Use the Layer 3 Leaf-Spine Data Center Architecture.

You can select layer 3 switches from different vendors for the physical switching fabric.

This approach is cost-effective because it uses only the basic functionality of the physical switches.

VLANs are restricted to a single rack. VLANs can be reused across racks without spanning across domains.

Implement the following physical network architecture:

  • Two physical interfaces, one per NUMA node, on each ToR switch for ESXi host uplinks.

  • Layer 3 device such as a Data Center Gateway with BGP support

  • Guarantees availability during a switch failure

  • Provides compatibility with vSphere host profiles because they do not store link-aggregation settings

  • Supports BGP as the dynamic routing protocol

  • BGP is the only dynamic routing protocol supported by NSX.

Hardware choices might be limited.

Use two ToR switches for each rack.

This design uses multiple physical interfaces per NUMA node on each ESXi host.

Provides redundancy and reduces the overall design complexity.

Two ToR switches per rack can increase costs.

Use VLANs to segment physical network functions.

  • Supports physical network connectivity without requiring many NICs.

  • Isolates different network functions of the Software-Defined Data Center (SDDC) so that you can have differentiated services and prioritized traffic as needed.

Requires uniform configuration and presentation on all the switch ports made available to the ESXi hosts.

Assign static IP addresses to all management components.

Ensures that interfaces such as management and storage always have the same IP address.
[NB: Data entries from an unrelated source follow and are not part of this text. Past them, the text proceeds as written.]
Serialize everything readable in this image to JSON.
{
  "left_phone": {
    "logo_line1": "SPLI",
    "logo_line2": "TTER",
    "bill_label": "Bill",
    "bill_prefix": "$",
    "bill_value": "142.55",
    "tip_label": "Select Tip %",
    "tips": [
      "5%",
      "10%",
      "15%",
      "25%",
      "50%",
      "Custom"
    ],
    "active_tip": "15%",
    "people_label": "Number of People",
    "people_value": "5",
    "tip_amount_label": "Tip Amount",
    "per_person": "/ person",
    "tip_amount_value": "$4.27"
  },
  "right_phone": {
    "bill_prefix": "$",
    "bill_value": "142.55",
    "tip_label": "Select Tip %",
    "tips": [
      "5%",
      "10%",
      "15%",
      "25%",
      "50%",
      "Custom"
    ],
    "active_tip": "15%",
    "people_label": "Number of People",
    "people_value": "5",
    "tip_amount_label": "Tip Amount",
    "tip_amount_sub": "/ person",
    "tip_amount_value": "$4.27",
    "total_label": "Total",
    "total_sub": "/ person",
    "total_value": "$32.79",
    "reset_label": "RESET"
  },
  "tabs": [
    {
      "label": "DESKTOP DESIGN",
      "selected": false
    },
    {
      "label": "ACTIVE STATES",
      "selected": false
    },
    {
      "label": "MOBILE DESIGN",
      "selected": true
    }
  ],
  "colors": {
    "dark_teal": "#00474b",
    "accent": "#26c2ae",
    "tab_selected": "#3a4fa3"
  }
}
In this way, you provide support for continuous management of ESXi hosts using vCenter Server and for provisioning IP storage by storage administrators.

Requires precise IP address management.

Create DNS records for all ESXi hosts and management VMs to enable forward, reverse, short, and FQDN resolution.

Ensures consistent resolution of management components using both IP address (reverse lookup) and name resolution.

Adds administrative overhead.

Use an NTP or Precision Time Protocol time source for all management components.

It is critical to maintain accurate and synchronized time between management components.

None

Configure the MTU size to at least 9000 bytes (jumbo frames) on the physical switch ports, VLANs, SVIs, vSphere Distributed Switches, and VMkernel ports.

Improves traffic throughput.

A minimum of 1700 MTU is required for NSX Data Center deployments.

When you adjust the MTU size, you must also configure the entire network path (VMkernel port, distributed switch, physical switches, and routers) to support the same MTU size.